Golang and C : Concurrency vs. Raw Speed
Apr 21, 2025 am 12:16 AM
Golang is better than C in concurrency, while C is better than Golang in raw speed. 1) Golang achieves efficient concurrency through goroutine and channel, which is suitable for handling a large number of concurrent tasks. 2)C Through compiler optimization and standard library, it provides high performance close to hardware, suitable for applications that require extreme optimization.
Golang's Impact: Speed, Efficiency, and Simplicity
Apr 14, 2025 am 12:11 AM
Goimpactsdevelopmentpositivelythroughspeed,efficiency,andsimplicity.1)Speed:Gocompilesquicklyandrunsefficiently,idealforlargeprojects.2)Efficiency:Itscomprehensivestandardlibraryreducesexternaldependencies,enhancingdevelopmentefficiency.3)Simplicity:
Golang vs. Python: Key Differences and Similarities
Apr 17, 2025 am 12:15 AM
Golang and Python each have their own advantages: Golang is suitable for high performance and concurrent programming, while Python is suitable for data science and web development. Golang is known for its concurrency model and efficient performance, while Python is known for its concise syntax and rich library ecosystem.
Golang and C : The Trade-offs in Performance
Apr 17, 2025 am 12:18 AM
The performance differences between Golang and C are mainly reflected in memory management, compilation optimization and runtime efficiency. 1) Golang's garbage collection mechanism is convenient but may affect performance, 2) C's manual memory management and compiler optimization are more efficient in recursive computing.
The Performance Race: Golang vs. C
Apr 16, 2025 am 12:07 AM
Golang and C each have their own advantages in performance competitions: 1) Golang is suitable for high concurrency and rapid development, and 2) C provides higher performance and fine-grained control. The selection should be based on project requirements and team technology stack.
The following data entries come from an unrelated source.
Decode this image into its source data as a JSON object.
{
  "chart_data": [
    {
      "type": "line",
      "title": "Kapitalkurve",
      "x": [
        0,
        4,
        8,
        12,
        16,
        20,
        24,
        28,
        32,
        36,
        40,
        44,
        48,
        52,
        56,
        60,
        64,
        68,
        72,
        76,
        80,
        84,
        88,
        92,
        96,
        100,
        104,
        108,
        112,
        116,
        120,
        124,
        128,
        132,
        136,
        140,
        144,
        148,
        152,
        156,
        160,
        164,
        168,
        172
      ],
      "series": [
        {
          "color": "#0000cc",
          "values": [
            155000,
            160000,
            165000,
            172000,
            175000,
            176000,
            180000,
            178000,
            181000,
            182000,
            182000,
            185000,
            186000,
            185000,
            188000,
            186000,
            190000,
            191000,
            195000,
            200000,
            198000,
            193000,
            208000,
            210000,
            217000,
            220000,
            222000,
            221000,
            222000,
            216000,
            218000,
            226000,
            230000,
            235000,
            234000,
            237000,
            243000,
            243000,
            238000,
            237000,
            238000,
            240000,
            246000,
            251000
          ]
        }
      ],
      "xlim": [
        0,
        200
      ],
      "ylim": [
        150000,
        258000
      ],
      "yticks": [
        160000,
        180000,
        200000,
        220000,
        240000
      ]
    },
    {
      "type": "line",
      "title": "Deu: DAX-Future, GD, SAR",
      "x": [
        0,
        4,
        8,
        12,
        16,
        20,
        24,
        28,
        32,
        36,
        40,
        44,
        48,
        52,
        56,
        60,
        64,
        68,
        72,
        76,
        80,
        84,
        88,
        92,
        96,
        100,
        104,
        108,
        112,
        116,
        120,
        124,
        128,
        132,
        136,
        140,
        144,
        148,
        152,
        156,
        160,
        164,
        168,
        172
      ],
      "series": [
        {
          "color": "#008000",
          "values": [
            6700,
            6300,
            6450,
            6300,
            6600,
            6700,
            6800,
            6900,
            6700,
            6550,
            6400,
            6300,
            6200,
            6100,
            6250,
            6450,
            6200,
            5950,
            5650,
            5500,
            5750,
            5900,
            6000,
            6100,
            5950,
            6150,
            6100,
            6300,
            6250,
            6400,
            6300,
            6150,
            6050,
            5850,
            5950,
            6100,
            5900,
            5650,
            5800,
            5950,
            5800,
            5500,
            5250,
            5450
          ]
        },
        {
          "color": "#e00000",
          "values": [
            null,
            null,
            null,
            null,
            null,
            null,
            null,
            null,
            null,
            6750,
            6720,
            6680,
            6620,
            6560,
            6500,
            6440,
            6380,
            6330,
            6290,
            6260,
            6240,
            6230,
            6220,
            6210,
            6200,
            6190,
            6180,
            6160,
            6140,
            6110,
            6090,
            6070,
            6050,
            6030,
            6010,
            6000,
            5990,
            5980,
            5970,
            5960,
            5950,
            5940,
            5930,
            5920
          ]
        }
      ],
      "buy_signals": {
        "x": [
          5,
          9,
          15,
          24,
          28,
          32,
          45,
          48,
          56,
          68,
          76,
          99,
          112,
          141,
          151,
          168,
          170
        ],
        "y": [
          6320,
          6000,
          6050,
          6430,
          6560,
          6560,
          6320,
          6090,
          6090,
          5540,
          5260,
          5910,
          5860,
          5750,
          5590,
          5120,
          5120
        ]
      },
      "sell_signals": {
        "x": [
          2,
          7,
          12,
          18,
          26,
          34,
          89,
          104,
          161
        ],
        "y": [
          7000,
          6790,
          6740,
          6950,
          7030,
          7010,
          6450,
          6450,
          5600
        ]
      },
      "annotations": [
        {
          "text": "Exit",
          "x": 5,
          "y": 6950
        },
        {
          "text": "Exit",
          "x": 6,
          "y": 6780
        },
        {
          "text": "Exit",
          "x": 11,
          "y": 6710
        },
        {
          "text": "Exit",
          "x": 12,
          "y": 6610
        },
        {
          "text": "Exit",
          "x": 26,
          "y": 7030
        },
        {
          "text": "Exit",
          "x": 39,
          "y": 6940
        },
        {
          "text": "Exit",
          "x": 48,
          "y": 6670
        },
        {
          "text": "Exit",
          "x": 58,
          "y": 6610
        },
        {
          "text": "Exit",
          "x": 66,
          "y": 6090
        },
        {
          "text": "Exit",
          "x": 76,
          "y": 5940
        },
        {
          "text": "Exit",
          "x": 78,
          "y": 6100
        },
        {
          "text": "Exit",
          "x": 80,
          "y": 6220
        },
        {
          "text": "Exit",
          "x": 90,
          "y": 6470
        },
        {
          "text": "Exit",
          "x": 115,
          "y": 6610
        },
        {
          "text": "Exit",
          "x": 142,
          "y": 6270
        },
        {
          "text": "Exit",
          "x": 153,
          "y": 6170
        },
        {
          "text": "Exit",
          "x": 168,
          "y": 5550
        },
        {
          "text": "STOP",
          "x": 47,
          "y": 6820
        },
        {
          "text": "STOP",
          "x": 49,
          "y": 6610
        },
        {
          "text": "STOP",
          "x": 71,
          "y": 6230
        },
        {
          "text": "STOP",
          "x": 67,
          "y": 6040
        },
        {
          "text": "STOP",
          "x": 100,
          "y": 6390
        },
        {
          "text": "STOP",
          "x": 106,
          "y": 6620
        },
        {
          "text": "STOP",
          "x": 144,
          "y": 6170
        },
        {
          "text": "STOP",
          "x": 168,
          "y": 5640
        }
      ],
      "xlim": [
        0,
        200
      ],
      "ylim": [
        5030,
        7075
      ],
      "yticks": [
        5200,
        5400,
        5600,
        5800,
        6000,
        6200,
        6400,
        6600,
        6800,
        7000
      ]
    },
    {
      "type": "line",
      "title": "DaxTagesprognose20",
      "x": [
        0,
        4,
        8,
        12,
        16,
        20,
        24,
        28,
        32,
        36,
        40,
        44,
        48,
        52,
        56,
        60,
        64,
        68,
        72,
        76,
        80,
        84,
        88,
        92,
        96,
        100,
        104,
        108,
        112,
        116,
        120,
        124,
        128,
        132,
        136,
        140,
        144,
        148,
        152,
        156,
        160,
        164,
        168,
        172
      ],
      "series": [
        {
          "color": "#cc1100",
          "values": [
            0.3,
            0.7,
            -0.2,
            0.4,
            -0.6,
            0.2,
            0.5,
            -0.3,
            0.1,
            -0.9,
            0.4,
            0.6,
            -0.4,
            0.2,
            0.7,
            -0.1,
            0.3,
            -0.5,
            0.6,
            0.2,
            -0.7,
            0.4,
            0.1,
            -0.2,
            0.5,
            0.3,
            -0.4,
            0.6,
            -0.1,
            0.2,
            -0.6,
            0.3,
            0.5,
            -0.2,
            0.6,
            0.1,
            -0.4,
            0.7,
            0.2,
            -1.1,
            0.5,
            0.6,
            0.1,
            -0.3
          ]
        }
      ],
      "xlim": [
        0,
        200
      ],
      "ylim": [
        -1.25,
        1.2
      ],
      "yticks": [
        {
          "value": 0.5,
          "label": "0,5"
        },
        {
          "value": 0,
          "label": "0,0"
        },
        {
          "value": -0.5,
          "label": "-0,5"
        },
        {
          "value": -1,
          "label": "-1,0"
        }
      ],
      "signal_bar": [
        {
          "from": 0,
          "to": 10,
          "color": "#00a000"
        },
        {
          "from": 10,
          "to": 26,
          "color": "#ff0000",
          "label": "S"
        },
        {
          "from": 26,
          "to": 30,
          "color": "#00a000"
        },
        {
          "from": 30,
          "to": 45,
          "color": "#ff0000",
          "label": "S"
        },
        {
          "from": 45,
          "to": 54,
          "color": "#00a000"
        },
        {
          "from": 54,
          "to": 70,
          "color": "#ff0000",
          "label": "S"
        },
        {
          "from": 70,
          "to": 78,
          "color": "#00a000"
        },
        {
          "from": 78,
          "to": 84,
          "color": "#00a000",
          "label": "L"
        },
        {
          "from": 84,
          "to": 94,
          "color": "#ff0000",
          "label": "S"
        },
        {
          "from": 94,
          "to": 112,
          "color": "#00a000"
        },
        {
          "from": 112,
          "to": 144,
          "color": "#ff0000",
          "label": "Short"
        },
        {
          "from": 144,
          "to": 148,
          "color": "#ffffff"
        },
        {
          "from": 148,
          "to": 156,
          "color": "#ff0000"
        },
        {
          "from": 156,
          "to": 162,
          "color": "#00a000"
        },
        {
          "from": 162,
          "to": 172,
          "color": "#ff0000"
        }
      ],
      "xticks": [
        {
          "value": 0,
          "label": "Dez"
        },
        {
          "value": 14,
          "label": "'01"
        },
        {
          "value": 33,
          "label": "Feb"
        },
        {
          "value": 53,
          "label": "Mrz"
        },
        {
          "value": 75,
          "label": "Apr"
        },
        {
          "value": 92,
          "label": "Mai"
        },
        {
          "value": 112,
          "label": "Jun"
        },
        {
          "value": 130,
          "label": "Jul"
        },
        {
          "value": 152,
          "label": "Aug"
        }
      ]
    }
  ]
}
Golang vs. C : Performance and Speed Comparison
Apr 21, 2025 am 12:13 AM
Golang is suitable for rapid development and concurrent scenarios, and C is suitable for scenarios where extreme performance and low-level control are required. 1) Golang improves performance through garbage collection and concurrency mechanisms, and is suitable for high-concurrency Web service development. 2) C achieves the ultimate performance through manual memory management and compiler optimization, and is suitable for embedded system development.